As Friday, 1 May, dawned on the New Haven Green, members of the Chicago Seven—indicted, tried, and acquitted along with Bobby Seale for conspiracy relating to the riots that accompanied the 1968 Democratic National Convention in that city—held a press conference at the Center Church on the Green. The afternoon rally itself attracted approximately 15,000 people. Speeches and music dominated the weekend, with speakers including among others local Black Panther leaders, Chicago Seven defendants Abbie Hoffman and Jerry Rubin, and French author and activist Jean Genet.
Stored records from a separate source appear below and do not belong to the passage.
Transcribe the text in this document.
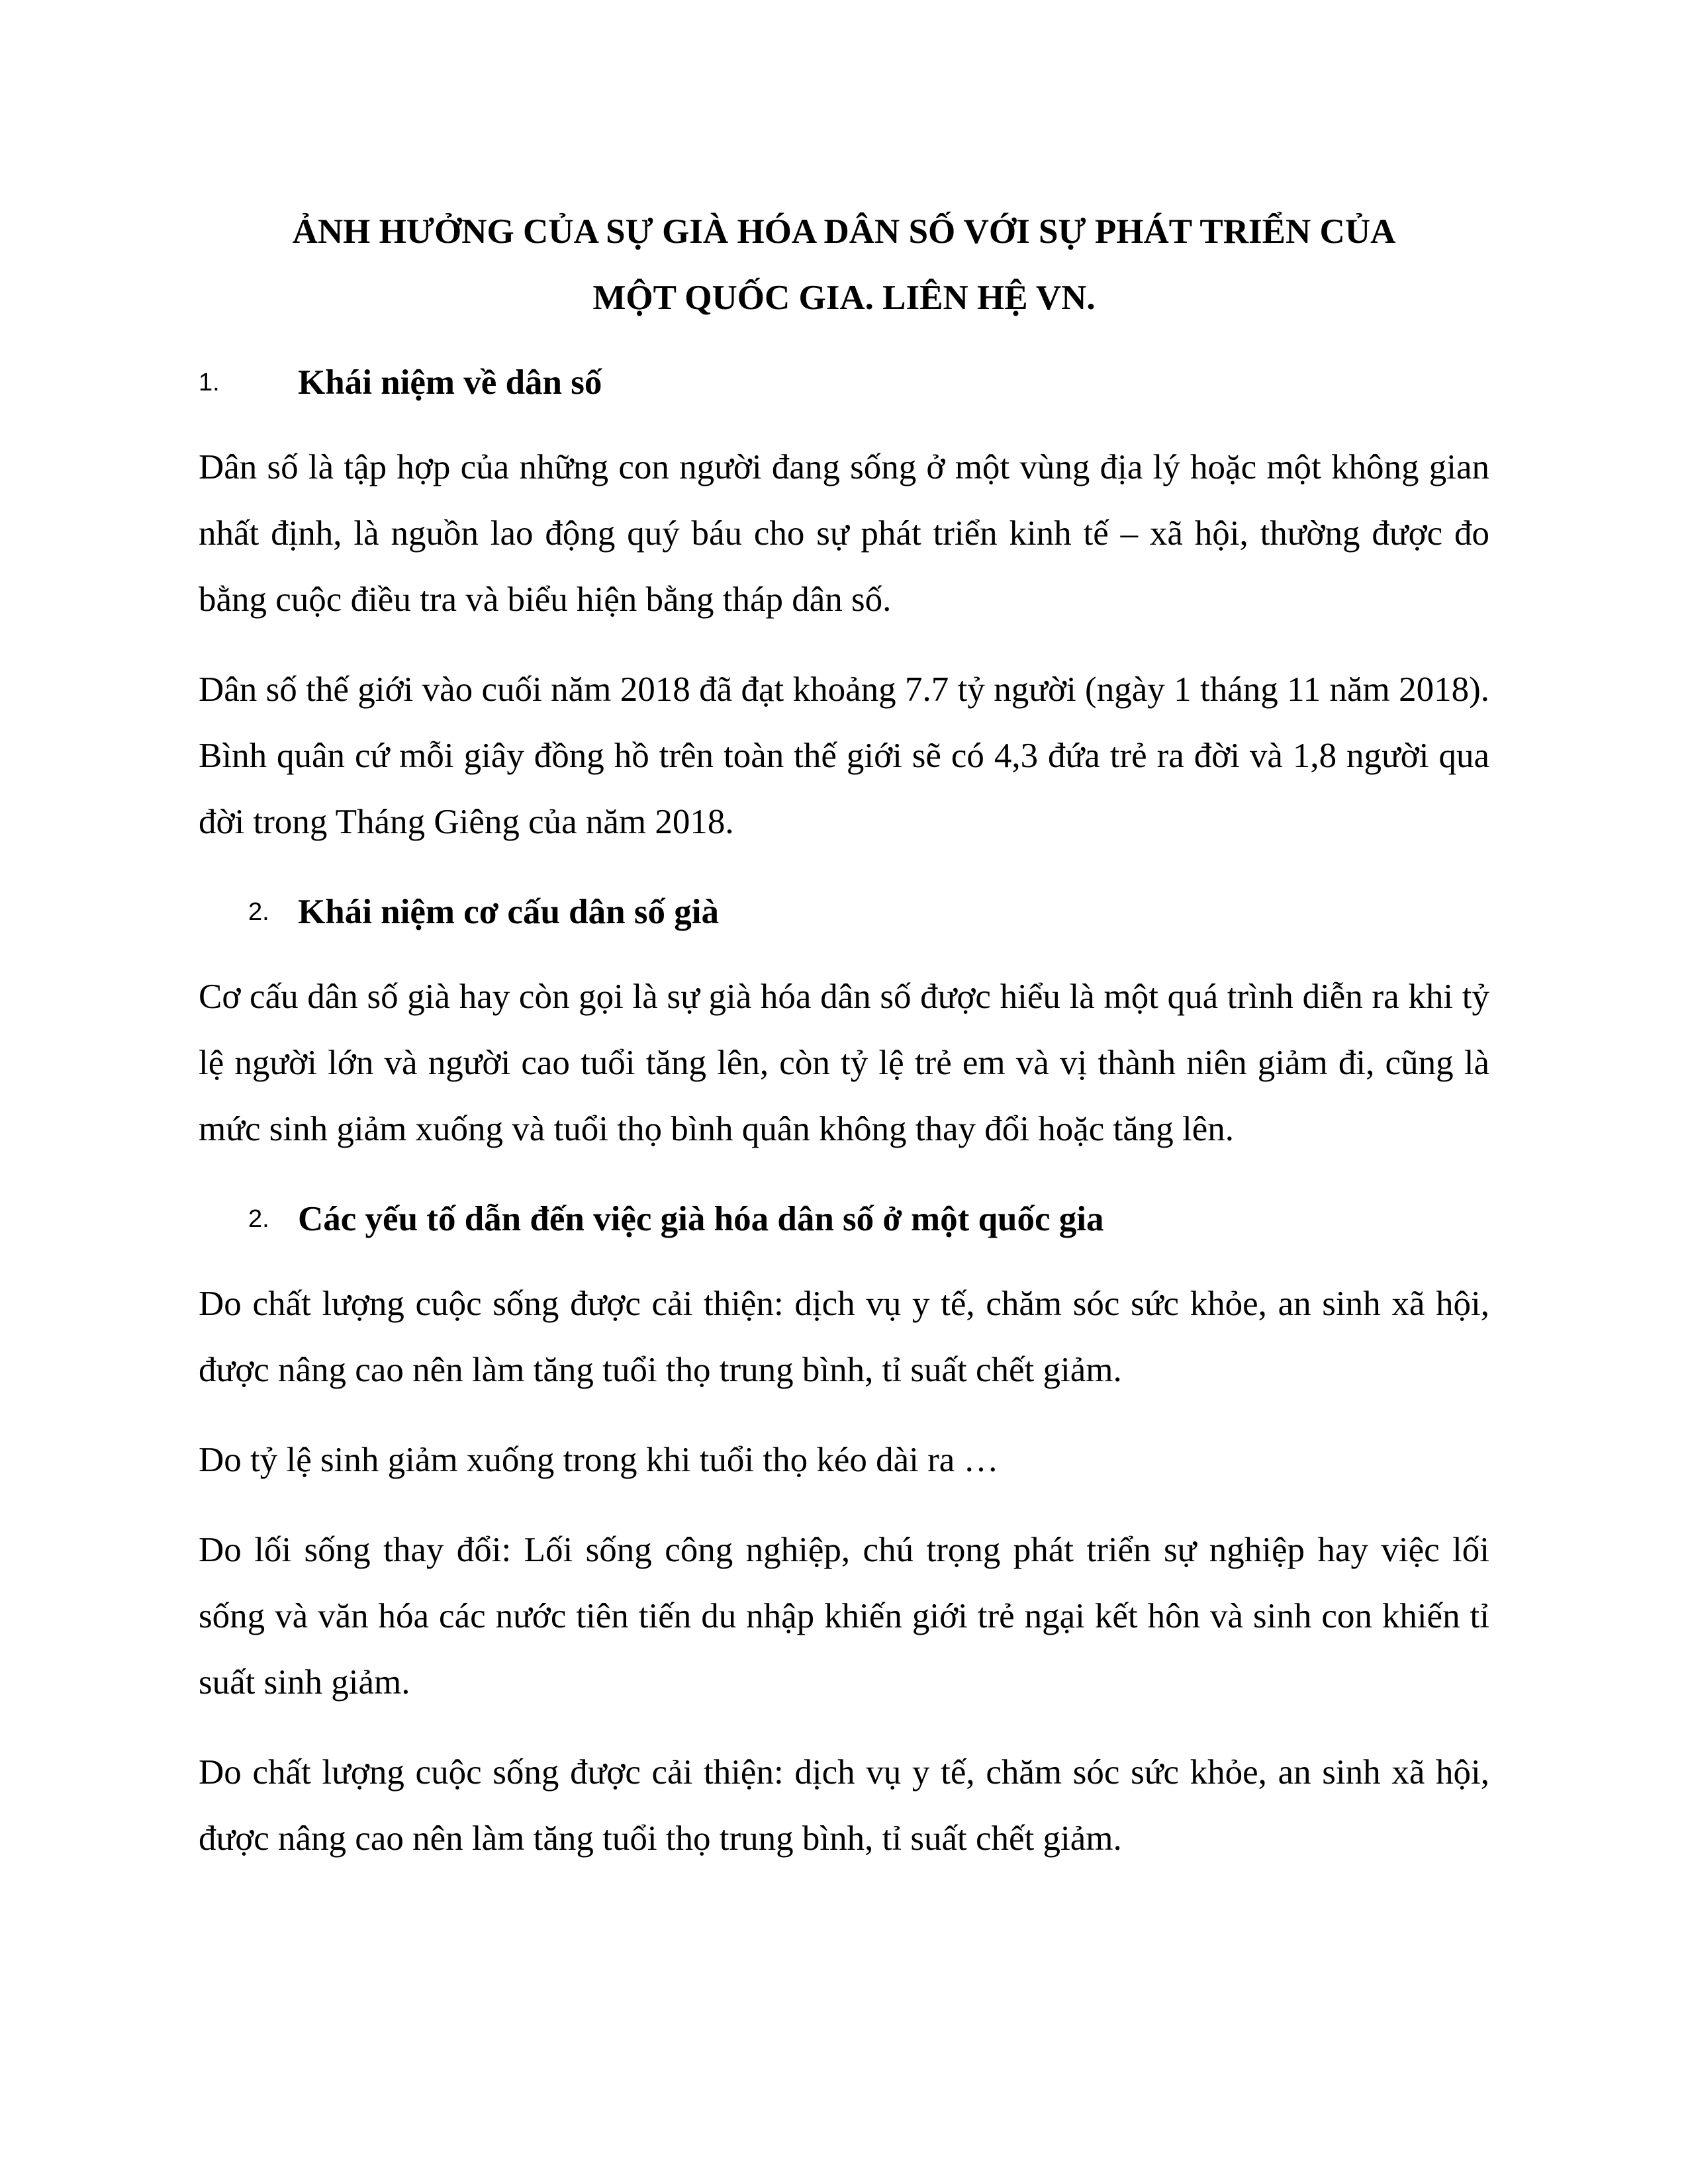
ẢNH HƯỞNG CỦA SỰ GIÀ HÓA DÂN SỐ VỚI SỰ PHÁT TRIỂN CỦA

MỘT QUỐC GIA. LIÊN HỆ VN.

1. Khái niệm về dân số

Dân số là tập hợp của những con người đang sống ở một vùng địa lý hoặc một không gian nhất định, là nguồn lao động quý báu cho sự phát triển kinh tế – xã hội, thường được đo bằng cuộc điều tra và biểu hiện bằng tháp dân số.

Dân số thế giới vào cuối năm 2018 đã đạt khoảng 7.7 tỷ người (ngày 1 tháng 11 năm 2018). Bình quân cứ mỗi giây đồng hồ trên toàn thế giới sẽ có 4,3 đứa trẻ ra đời và 1,8 người qua đời trong Tháng Giêng của năm 2018.

2. Khái niệm cơ cấu dân số già

Cơ cấu dân số già hay còn gọi là sự già hóa dân số được hiểu là một quá trình diễn ra khi tỷ lệ người lớn và người cao tuổi tăng lên, còn tỷ lệ trẻ em và vị thành niên giảm đi, cũng là mức sinh giảm xuống và tuổi thọ bình quân không thay đổi hoặc tăng lên.

2. Các yếu tố dẫn đến việc già hóa dân số ở một quốc gia

Do chất lượng cuộc sống được cải thiện: dịch vụ y tế, chăm sóc sức khỏe, an sinh xã hội, được nâng cao nên làm tăng tuổi thọ trung bình, tỉ suất chết giảm.

Do tỷ lệ sinh giảm xuống trong khi tuổi thọ kéo dài ra …

Do lối sống thay đổi: Lối sống công nghiệp, chú trọng phát triển sự nghiệp hay việc lối sống và văn hóa các nước tiên tiến du nhập khiến giới trẻ ngại kết hôn và sinh con khiến tỉ suất sinh giảm.

Do chất lượng cuộc sống được cải thiện: dịch vụ y tế, chăm sóc sức khỏe, an sinh xã hội, được nâng cao nên làm tăng tuổi thọ trung bình, tỉ suất chết giảm.
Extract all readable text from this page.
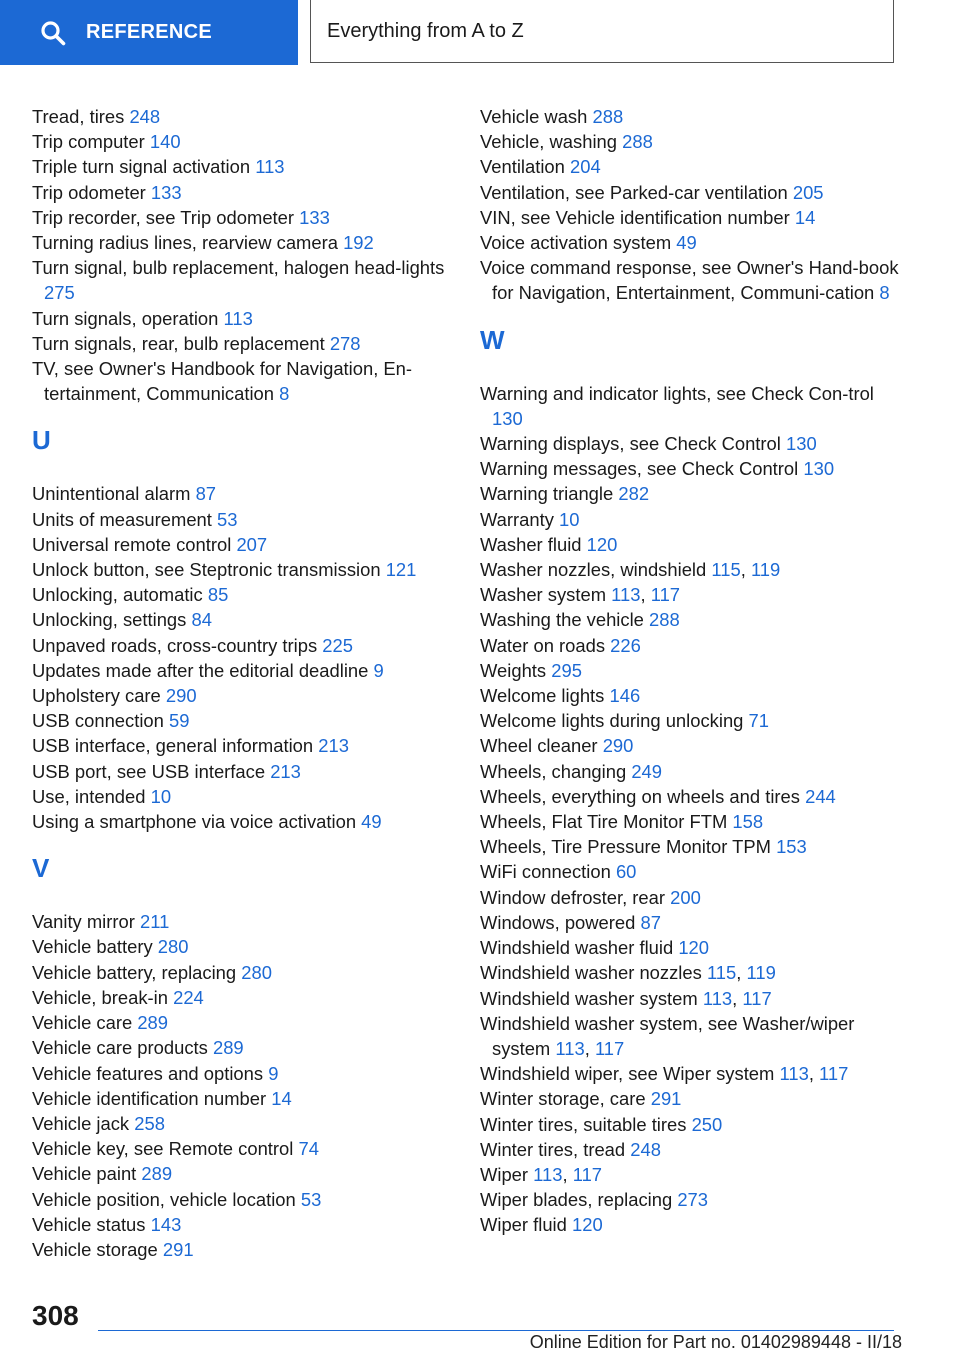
REFERENCE	Everything from A to Z
Tread, tires 248
Trip computer 140
Triple turn signal activation 113
Trip odometer 133
Trip recorder, see Trip odometer 133
Turning radius lines, rearview camera 192
Turn signal, bulb replacement, halogen head‐lights 275
Turn signals, operation 113
Turn signals, rear, bulb replacement 278
TV, see Owner's Handbook for Navigation, En‐tertainment, Communication 8
U
Unintentional alarm 87
Units of measurement 53
Universal remote control 207
Unlock button, see Steptronic transmission 121
Unlocking, automatic 85
Unlocking, settings 84
Unpaved roads, cross-country trips 225
Updates made after the editorial deadline 9
Upholstery care 290
USB connection 59
USB interface, general information 213
USB port, see USB interface 213
Use, intended 10
Using a smartphone via voice activation 49
V
Vanity mirror 211
Vehicle battery 280
Vehicle battery, replacing 280
Vehicle, break-in 224
Vehicle care 289
Vehicle care products 289
Vehicle features and options 9
Vehicle identification number 14
Vehicle jack 258
Vehicle key, see Remote control 74
Vehicle paint 289
Vehicle position, vehicle location 53
Vehicle status 143
Vehicle storage 291
Vehicle wash 288
Vehicle, washing 288
Ventilation 204
Ventilation, see Parked-car ventilation 205
VIN, see Vehicle identification number 14
Voice activation system 49
Voice command response, see Owner's Hand‐book for Navigation, Entertainment, Communi‐cation 8
W
Warning and indicator lights, see Check Con‐trol 130
Warning displays, see Check Control 130
Warning messages, see Check Control 130
Warning triangle 282
Warranty 10
Washer fluid 120
Washer nozzles, windshield 115, 119
Washer system 113, 117
Washing the vehicle 288
Water on roads 226
Weights 295
Welcome lights 146
Welcome lights during unlocking 71
Wheel cleaner 290
Wheels, changing 249
Wheels, everything on wheels and tires 244
Wheels, Flat Tire Monitor FTM 158
Wheels, Tire Pressure Monitor TPM 153
WiFi connection 60
Window defroster, rear 200
Windows, powered 87
Windshield washer fluid 120
Windshield washer nozzles 115, 119
Windshield washer system 113, 117
Windshield washer system, see Washer/wiper system 113, 117
Windshield wiper, see Wiper system 113, 117
Winter storage, care 291
Winter tires, suitable tires 250
Winter tires, tread 248
Wiper 113, 117
Wiper blades, replacing 273
Wiper fluid 120
308
Online Edition for Part no. 01402989448 - II/18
At the encouragement of local and Yale officials, the National Guard, deployed by Connecticut Governor John Dempsey, maintained a discrete but ready presence several blocks from the Green armed with loaded rifles and tear gas.
Much of the violence during the May Day weekend took place on Friday and Saturday nights. Local police and National Guard troops used tear gas to control demonstrations, which involved bottle and rock throwing, and several bombs exploded towards the end of a rock concert at Yale’s Ingalls Rink, though there were no injuries. In downtown New Haven, windows in some businesses were broken and several suspicious fires occurred.
Yale student marshals were essential in communicating with protesters and keeping the peace. The New Haven FBI office maintained a large presence and FBI Director J. Edgar Hoover sent daily reports on the rally to top Nixon Administration officials. Despite pre-rally rhetoric and fears the rally was, for the most part, a non-violent protest.